Vous avez peut-être pensé au vieillissement, au stress, à l'alimentation. Rarement aux médicaments.
Pourtant, près de 400 médicaments couramment prescrits en France ont des effets secondaires documentés sur la sphère bucco-dentaire. Antidépresseurs, antihypertenseurs, antihistaminiques, bisphosphonates, antiépileptiques, immunosuppresseurs : des traitements pris chaque jour par des millions de personnes, dont les effets sur la bouche sont encore trop peu connus.
Ce n'est pas une mise en garde contre ces médicaments. C'est une information pour que vous compreniez ce qui se passe dans votre bouche, en parliez à votre dentiste, et adaptiez votre hygiène en conséquence.
Au cabinet du Dr Madalina CIRCIUMARESCU à Coye-la-Forêt - à proximité imediate de Lamorlaye, Chantilly, Orry-la-Ville, Luzarches et Chaumontel nous prenons en compte l'ensemble de vos traitements médicamenteux lors de chaque consultation. Nos patients sous traitement chronique bénéficient d'un suivi adapté à leur profil médical complet.

📚 Sommaire
Pourquoi les médicaments affectent-ils la bouche ?

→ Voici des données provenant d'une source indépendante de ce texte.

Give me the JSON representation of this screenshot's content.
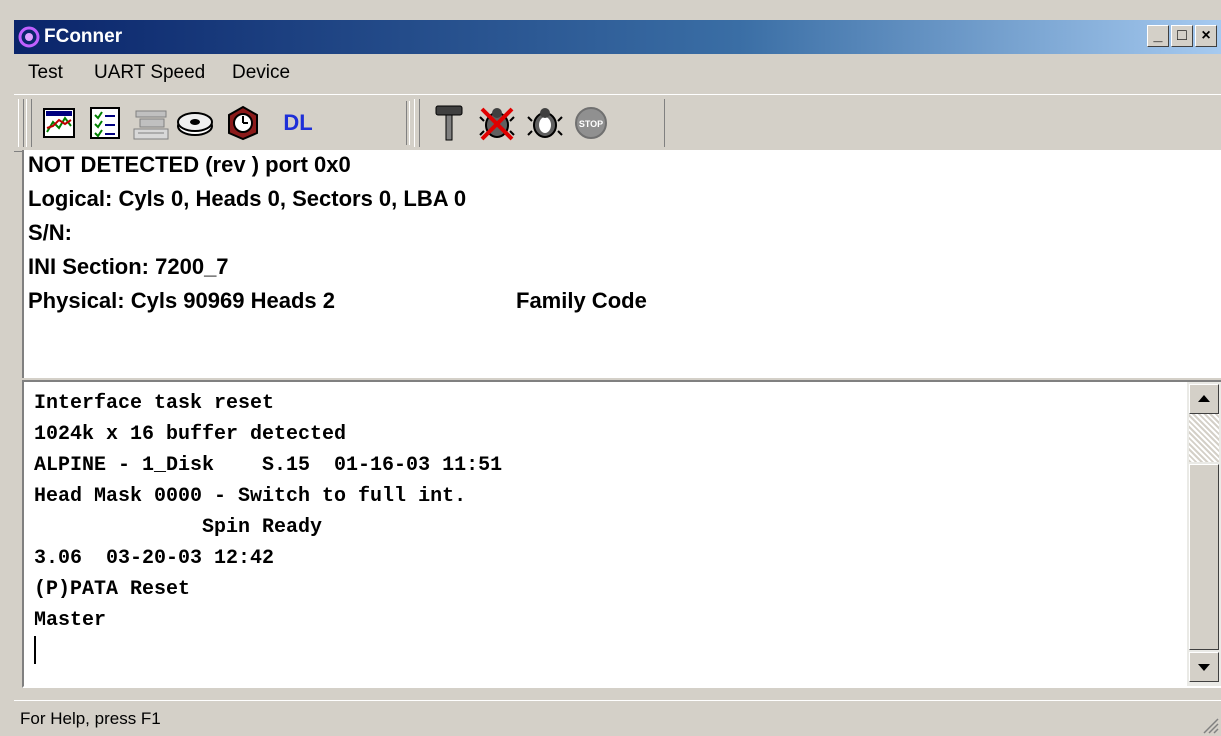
{
  "window": {
    "title": "FConner",
    "minimize": "_",
    "maximize": "□",
    "close": "×"
  },
  "menu": [
    "Test",
    "UART Speed",
    "Device"
  ],
  "toolbar": {
    "buttons": [
      {
        "icon": "chart-icon"
      },
      {
        "icon": "checklist-icon"
      },
      {
        "icon": "device-disabled-icon"
      },
      {
        "icon": "disk-drive-icon"
      },
      {
        "icon": "stopwatch-icon"
      },
      {
        "icon": "dl-icon",
        "label": "DL"
      },
      {
        "icon": "hammer-icon"
      },
      {
        "icon": "bug-crossed-icon"
      },
      {
        "icon": "bug-icon"
      },
      {
        "icon": "stop-disabled-icon",
        "label": "STOP"
      }
    ],
    "dl_label": "DL",
    "stop_label": "STOP"
  },
  "info": {
    "line1": "NOT DETECTED (rev ) port 0x0",
    "line2": "Logical: Cyls 0, Heads 0, Sectors 0, LBA 0",
    "line3": "S/N:",
    "line4": "INI Section: 7200_7",
    "line5a": "Physical: Cyls 90969 Heads 2",
    "line5b": "Family Code"
  },
  "console": {
    "lines": [
      "Interface task reset",
      "1024k x 16 buffer detected",
      "ALPINE - 1_Disk    S.15  01-16-03 11:51",
      "Head Mask 0000 - Switch to full int.",
      "              Spin Ready",
      "3.06  03-20-03 12:42",
      "(P)PATA Reset",
      "Master"
    ]
  },
  "status": {
    "text": "For Help, press F1"
  }
}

Quels médicaments provoquent la sécheresse buccale ?
Les antidépresseurs abîment-ils les dents ?
Les antihypertenseurs ont-ils des effets sur les gencives ?
Les antihistaminiques provoquent-ils la sécheresse buccale ?
Les bisphosphonates sont-ils dangereux pour les dents ?
Les antiépileptiques font-ils gonfler les gencives ?
Les immunosuppresseurs et corticoïdes affectent-ils la bouche ?
Peut-on se faire soigner les dents sous anticoagulants ?
Les traitements hormonaux affectent-ils les dents ?
Pourquoi informer son dentiste de tous ses médicaments ?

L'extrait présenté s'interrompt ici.